Langevin Quasi-Monte Carlo

TL;DR

This paper introduces a novel approach combining Langevin Monte Carlo with quasi-random sequences to reduce sampling error in high-dimensional distributions, supported by theoretical proofs and numerical experiments.

Contribution

It proposes using completely uniformly distributed sequences in Langevin Monte Carlo to improve sampling accuracy over traditional methods.

Findings

LMC with CUD sequences achieves lower estimation error.

Theoretical proof of improved convergence under smoothness and convexity.
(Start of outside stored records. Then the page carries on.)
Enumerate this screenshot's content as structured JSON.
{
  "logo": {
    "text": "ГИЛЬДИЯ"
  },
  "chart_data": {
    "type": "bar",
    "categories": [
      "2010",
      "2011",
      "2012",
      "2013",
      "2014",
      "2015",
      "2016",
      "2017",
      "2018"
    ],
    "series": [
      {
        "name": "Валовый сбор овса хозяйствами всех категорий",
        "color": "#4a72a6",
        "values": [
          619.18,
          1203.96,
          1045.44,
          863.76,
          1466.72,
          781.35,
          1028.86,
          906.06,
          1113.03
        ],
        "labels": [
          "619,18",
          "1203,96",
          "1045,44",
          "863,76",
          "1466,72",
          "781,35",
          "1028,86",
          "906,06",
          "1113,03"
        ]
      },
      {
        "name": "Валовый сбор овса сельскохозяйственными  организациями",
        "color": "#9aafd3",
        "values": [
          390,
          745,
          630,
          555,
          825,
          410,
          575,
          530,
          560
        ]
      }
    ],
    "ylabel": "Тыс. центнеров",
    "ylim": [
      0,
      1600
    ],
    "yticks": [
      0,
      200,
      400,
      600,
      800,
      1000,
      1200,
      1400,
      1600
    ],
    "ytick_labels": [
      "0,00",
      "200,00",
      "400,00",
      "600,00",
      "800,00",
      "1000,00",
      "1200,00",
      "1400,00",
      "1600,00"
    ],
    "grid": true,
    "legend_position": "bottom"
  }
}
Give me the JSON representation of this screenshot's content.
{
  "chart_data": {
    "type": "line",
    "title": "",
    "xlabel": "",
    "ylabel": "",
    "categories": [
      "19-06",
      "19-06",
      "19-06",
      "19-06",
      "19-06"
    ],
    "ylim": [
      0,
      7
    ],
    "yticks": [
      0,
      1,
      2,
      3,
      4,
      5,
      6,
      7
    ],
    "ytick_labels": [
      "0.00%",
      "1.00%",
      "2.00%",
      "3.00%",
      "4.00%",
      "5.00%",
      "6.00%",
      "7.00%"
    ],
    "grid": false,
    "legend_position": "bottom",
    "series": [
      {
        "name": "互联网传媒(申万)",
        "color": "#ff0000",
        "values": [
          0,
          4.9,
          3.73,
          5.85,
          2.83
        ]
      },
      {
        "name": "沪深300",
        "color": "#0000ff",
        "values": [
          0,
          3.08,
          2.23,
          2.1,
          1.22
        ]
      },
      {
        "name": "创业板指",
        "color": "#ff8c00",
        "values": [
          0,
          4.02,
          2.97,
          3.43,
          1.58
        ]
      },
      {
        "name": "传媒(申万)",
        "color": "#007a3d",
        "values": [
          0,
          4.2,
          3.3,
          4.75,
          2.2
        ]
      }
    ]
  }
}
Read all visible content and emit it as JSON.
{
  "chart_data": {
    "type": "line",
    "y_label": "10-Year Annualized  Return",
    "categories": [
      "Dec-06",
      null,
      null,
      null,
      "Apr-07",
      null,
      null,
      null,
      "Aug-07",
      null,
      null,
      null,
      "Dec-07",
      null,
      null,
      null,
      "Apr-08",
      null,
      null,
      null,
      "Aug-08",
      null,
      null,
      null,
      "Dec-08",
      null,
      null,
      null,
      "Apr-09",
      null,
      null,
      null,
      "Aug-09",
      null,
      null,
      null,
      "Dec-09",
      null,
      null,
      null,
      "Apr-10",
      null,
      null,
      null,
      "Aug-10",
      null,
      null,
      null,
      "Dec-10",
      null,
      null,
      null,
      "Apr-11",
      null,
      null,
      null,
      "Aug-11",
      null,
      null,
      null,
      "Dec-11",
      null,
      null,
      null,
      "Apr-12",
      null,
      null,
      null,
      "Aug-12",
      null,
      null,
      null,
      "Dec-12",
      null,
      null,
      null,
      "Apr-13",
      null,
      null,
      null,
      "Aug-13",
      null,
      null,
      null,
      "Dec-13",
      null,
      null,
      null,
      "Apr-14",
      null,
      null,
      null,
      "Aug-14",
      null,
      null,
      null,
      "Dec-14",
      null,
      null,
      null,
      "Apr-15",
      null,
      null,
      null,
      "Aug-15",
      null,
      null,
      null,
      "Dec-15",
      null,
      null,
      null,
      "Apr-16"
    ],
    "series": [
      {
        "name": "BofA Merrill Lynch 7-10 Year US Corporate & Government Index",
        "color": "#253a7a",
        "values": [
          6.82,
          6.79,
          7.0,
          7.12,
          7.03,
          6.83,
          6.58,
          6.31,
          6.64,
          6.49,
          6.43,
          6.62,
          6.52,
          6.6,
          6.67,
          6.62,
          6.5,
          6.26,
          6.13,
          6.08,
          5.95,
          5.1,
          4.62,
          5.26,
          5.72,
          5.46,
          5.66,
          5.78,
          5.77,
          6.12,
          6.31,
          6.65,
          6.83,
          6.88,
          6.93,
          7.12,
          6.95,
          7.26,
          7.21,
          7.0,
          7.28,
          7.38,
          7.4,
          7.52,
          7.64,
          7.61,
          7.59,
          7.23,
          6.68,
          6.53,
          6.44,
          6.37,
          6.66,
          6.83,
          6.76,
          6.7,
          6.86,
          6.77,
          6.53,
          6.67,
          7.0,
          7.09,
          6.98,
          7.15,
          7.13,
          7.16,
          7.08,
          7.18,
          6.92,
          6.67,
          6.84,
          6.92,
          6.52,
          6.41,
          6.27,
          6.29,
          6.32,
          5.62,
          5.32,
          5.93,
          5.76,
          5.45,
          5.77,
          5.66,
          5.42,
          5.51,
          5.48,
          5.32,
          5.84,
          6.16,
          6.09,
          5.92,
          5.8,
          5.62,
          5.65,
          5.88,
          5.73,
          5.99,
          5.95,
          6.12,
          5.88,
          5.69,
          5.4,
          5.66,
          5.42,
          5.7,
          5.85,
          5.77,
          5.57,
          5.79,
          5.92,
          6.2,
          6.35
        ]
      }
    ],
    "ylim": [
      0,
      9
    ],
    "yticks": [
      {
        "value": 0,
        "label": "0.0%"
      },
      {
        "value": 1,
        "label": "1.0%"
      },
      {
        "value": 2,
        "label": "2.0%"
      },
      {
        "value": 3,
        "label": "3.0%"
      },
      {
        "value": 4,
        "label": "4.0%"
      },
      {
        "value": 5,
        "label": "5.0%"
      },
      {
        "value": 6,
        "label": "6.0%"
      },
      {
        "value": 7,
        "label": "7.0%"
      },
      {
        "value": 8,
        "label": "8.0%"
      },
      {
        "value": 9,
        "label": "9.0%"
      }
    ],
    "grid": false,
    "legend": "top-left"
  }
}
Numerical experiments confirm the effectiveness of the proposed method.

Abstract

Langevin Monte Carlo (LMC) and its stochastic gradient versions are powerful algorithms for sampling from complex high-dimensional distributions. To sample from a distribution with density $\pi(\theta)\propto \exp(-U(\theta)) $, LMC iteratively generates the next sample by taking a step in the gradient direction $\nabla U$ with added Gaussian perturbations. Expectations w.r.t. the target distribution $\pi$ are estimated by averaging over LMC samples. In ordinary Monte Carlo, it is well known that the estimation error can be substantially reduced by replacing independent random samples by quasi-random samples like low-discrepancy sequences. In this work, we show that the estimation error of LMC can also be reduced by using quasi-random samples. Specifically, we propose to use completely uniformly distributed (CUD) sequences with certain low-discrepancy property to generate the Gaussian perturbations. Under smoothness and convexity conditions, we prove that LMC with a low-discrepancy CUD sequence achieves smaller error than standard LMC. The theoretical analysis is supported by compelling numerical experiments, which demonstrate the effectiveness of our approach.